In 2012, Nygaard returned to ADAC GT Masters. Since 2012, Nygaard has been racing in the FIA World Endurance Championship for Aston Martin Racing.

==Racing record==

===24 Hours of Le Mans results===

| Year | Team | Co-Drivers | Car | Class | Laps | Pos. | Class Pos. |
| 2010 | DEU Young Driver AMR | CZE Tomáš Enge NED Peter Kox | Aston Martin DBR9 | GT1 | 311 | 22nd | 3rd |
| 2012 | GBR Aston Martin Racing | DEN Kristian Poulsen DEN Allan Simonsen | Aston Martin Vantage GTE | GTE Am | 31 | DNF | DNF |
| 2013 | GBR Aston Martin Racing | DEN Kristian Poulsen DEN Allan Simonsen† | Aston Martin Vantage GTE | GTE Am | 2 | DNF† | DNF† |
| 2014 | GBR Aston Martin Racing | CAN Paul Dalla Lana POR Pedro Lamy | Aston Martin Vantage GTE | GTE Am | 329 | 26th | 6th |
| 2015 | GBR Aston Martin Racing | DEN Nicki Thiim DEN Marco Sørensen | Aston Martin Vantage GTE | GTE Pro | 330 | 27th | 4th |
Sources:

†Simonsen was killed on Lap 3 of the race. Neither Poulsen nor Nygaard had driven in the race at the time of the crash.

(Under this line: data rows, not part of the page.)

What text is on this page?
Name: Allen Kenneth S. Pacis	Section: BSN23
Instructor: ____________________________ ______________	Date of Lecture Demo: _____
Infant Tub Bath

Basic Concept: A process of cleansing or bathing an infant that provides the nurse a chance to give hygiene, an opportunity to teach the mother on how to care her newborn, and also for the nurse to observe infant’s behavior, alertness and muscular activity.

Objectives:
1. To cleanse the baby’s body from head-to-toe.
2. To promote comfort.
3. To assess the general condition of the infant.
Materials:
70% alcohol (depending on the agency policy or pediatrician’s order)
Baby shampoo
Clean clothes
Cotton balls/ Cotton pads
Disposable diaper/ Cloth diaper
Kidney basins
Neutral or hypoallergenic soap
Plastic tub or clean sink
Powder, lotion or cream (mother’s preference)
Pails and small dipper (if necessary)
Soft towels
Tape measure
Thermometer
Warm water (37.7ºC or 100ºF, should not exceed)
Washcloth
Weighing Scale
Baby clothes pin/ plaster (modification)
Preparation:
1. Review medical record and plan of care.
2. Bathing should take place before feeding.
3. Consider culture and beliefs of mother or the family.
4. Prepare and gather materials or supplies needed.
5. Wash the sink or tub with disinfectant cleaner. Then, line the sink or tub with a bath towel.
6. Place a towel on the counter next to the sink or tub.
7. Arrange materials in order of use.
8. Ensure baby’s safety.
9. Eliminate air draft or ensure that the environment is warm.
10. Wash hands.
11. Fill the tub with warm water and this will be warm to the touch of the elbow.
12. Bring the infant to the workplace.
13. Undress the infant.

===Complete FIA World Endurance Championship results===

| Year | Entrant | Class | Chassis | Engine | 1 | 2 | 3 | 4 | 5 | 6 | 7 | 8 | Rank | Points |
| 2012 | Aston Martin Racing | LMGTE Am | Aston Martin Vantage GTE | Aston Martin 4.5 L V8 | SEB | SPA | LMS Ret | SIL | SÃO | BHR | FUJ | SHA | NC | 0 |
| 2013 | Aston Martin Racing | LMGTE Am | Aston Martin Vantage GTE | Aston Martin 4.5 L V8 | SIL 1 | SPA 2 | LMS Ret | SÃO Ret | COA 2 | FUJ 1 | SHA Ret | BHR 1 | 4th | 104.5 |
| 2014 | Aston Martin Racing | LMGTE Am | Aston Martin Vantage GTE | Aston Martin 4.5 L V8 | SIL 2 | SPA 3 | LMS 5 | COA 1 | FUJ 2 | SHA 1 | BHR 3 | SÃO 1 | 2nd | 164 |
| 2015 | Aston Martin Racing | LMGTE Pro | Aston Martin Vantage GTE | Aston Martin 4.5 L V8 | SIL 4 | SPA 6 | LMS 6 | NÜR 4 | COA 5 | FUJ 5 | SHA | BHR 4 | 8th | 81 |
Source:

== Coaching ==

Nygaard is currently an instructor at Power Racing Gokart Academy in Herlev, Denmark, where he runs the Race Club, a regularly held class where he provides coaching services to novice and advanced Gokart drivers.